The Budapest Negroni
The Negroni is an acquired taste and few people love it the first time they try it. Bitter and funky tasting, the Negroni stands apart from many cocktails, which tend to be either fruity or distinctly alcoholic. The problem is, once you’re hooked, you’re hooked.
Living in Italy it is easy to get hooked on Negronis for the simple reason that it is the only cocktail that many Italians know how to make well. Italy does not have much of a cocktail culture — although this is changing, especially in the north — but the one cocktail you can be sure they won’t mess up is the quintessentially Italian Negroni. The fact that it is composed of equal parts of three simple ingredients doesn’t hurt…

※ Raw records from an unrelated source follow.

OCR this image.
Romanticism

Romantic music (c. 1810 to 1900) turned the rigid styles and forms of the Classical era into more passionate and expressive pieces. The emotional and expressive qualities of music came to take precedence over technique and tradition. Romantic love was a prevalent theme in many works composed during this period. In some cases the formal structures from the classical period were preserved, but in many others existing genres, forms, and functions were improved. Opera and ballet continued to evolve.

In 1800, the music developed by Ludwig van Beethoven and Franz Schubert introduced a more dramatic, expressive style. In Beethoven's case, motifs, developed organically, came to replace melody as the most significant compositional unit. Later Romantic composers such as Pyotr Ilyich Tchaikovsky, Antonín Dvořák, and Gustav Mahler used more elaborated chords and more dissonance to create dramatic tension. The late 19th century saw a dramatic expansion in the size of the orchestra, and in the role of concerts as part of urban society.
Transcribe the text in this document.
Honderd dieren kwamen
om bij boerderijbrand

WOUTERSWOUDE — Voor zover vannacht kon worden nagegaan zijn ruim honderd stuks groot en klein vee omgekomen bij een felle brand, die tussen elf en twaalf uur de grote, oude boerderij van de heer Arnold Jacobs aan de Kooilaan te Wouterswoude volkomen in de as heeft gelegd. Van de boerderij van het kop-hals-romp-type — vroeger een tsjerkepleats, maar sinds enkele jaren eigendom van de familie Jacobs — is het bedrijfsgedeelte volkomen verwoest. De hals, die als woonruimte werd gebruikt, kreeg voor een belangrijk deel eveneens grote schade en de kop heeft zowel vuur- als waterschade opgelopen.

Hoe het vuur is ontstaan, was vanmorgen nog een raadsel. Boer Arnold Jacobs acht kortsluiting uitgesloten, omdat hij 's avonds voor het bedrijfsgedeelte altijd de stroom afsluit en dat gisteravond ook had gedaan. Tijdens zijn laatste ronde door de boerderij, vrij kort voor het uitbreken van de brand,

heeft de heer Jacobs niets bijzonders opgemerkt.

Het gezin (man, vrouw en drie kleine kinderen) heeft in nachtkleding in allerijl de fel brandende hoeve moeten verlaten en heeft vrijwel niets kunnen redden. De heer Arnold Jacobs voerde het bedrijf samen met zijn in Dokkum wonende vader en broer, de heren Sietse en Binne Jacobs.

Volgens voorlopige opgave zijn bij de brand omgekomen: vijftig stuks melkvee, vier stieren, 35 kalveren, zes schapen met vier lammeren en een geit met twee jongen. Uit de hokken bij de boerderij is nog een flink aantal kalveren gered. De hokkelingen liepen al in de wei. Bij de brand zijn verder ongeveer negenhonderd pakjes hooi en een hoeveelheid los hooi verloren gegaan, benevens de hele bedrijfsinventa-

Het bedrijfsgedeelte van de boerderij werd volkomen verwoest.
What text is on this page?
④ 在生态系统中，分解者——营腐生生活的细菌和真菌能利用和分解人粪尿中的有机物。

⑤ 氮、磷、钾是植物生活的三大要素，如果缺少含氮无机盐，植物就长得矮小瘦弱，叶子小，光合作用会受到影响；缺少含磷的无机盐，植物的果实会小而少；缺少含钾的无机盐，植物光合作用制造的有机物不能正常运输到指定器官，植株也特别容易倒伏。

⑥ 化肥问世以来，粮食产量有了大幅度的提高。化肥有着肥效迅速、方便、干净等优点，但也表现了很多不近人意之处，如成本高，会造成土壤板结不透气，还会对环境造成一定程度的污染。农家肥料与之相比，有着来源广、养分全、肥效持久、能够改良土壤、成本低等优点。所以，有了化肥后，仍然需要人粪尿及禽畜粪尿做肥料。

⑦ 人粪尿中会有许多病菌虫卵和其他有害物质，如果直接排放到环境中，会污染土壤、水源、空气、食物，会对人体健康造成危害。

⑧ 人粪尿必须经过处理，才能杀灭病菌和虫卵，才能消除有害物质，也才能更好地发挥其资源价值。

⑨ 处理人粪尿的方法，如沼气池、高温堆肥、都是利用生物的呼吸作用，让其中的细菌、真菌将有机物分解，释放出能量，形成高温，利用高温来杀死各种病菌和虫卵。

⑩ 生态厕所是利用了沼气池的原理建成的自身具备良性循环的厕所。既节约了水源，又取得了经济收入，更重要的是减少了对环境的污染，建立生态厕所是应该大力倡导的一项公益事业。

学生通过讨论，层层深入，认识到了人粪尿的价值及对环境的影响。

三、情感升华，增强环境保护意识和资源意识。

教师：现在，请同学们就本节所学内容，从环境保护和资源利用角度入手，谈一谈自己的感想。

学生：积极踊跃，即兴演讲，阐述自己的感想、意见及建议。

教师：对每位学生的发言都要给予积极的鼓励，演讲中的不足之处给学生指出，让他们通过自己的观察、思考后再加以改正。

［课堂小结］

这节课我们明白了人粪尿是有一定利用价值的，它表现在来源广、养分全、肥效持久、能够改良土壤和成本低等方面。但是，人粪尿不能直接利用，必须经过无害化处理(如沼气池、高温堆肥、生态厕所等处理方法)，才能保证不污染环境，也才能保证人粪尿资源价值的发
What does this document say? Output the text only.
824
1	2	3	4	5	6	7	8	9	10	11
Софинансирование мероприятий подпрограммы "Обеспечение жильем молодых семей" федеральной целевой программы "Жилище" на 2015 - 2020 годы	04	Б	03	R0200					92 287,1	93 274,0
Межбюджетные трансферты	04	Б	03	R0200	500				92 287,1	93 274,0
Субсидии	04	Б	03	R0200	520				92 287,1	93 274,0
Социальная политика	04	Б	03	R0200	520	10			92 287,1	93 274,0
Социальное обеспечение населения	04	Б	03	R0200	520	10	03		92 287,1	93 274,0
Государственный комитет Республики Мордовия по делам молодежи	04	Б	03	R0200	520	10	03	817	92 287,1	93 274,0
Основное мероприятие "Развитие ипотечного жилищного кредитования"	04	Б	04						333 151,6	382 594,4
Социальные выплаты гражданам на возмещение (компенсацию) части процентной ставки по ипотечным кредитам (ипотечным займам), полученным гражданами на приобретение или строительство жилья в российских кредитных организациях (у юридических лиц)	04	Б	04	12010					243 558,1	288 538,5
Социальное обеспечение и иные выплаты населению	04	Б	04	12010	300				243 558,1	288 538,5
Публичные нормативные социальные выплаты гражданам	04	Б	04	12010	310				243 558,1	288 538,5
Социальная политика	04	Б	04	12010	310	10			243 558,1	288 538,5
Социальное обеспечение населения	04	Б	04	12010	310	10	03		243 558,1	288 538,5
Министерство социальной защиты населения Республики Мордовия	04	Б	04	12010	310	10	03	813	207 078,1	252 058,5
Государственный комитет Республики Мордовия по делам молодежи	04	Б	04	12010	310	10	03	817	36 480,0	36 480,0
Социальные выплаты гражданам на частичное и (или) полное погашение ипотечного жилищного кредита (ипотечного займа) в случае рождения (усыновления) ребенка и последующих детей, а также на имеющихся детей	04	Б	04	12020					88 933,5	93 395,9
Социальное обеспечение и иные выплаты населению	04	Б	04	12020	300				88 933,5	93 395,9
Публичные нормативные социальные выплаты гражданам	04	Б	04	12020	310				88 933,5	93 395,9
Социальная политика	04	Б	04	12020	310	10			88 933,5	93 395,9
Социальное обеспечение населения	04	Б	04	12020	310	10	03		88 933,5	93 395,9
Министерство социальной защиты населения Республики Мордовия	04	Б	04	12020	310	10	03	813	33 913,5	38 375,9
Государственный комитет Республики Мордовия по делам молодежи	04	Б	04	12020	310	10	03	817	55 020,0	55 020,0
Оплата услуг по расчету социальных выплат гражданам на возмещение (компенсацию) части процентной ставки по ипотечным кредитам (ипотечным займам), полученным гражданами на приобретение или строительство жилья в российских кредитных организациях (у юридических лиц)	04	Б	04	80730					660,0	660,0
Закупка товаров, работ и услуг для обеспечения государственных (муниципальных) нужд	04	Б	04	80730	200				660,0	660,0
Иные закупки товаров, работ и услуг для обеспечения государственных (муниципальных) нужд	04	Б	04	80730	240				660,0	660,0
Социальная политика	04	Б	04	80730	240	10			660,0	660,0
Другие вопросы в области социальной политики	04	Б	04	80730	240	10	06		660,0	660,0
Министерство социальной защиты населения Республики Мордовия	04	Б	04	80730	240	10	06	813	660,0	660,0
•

Although a straightforward Negroni is a thing of beauty in its own right, especially with the right vermouth, the Budapest Negroni is truly extraordinary. The first special twist comes from the Earl Grey-infused gin, which adds a particular richness to the drink. The bergamot in the Earl Grey combines
beautifully with the juniper in the gin, offering a taste sensation that will keep you coming back. To make this, simply put loose-leaf Earl Grey tea in a small glass, fill with gin (Gordon’s is fine for this, but go no cheaper) and leave it to steep at room temperature for two hours.
The second special twist comes with a final smoking once the three ingredients have been combined. This required a smoker of sorts — I use the Smoking Gun, which works for any kind of food and drink smoking. The result is a layered, sophisticated cocktail that begs to be savored slowly.
- 1 part Earl-Grey infused gin
- 1 part Campari
- 1 part sweet vermouth (Punt e Mes is great for this)
This drink can be served up or on the rocks. My preferred way of doing this is to combine all the ingredients into a large crystal decanter and then add the smoke. Then, I put the decanter in the freezer and leave it there.
Serve with orange wedge or peel as garnish.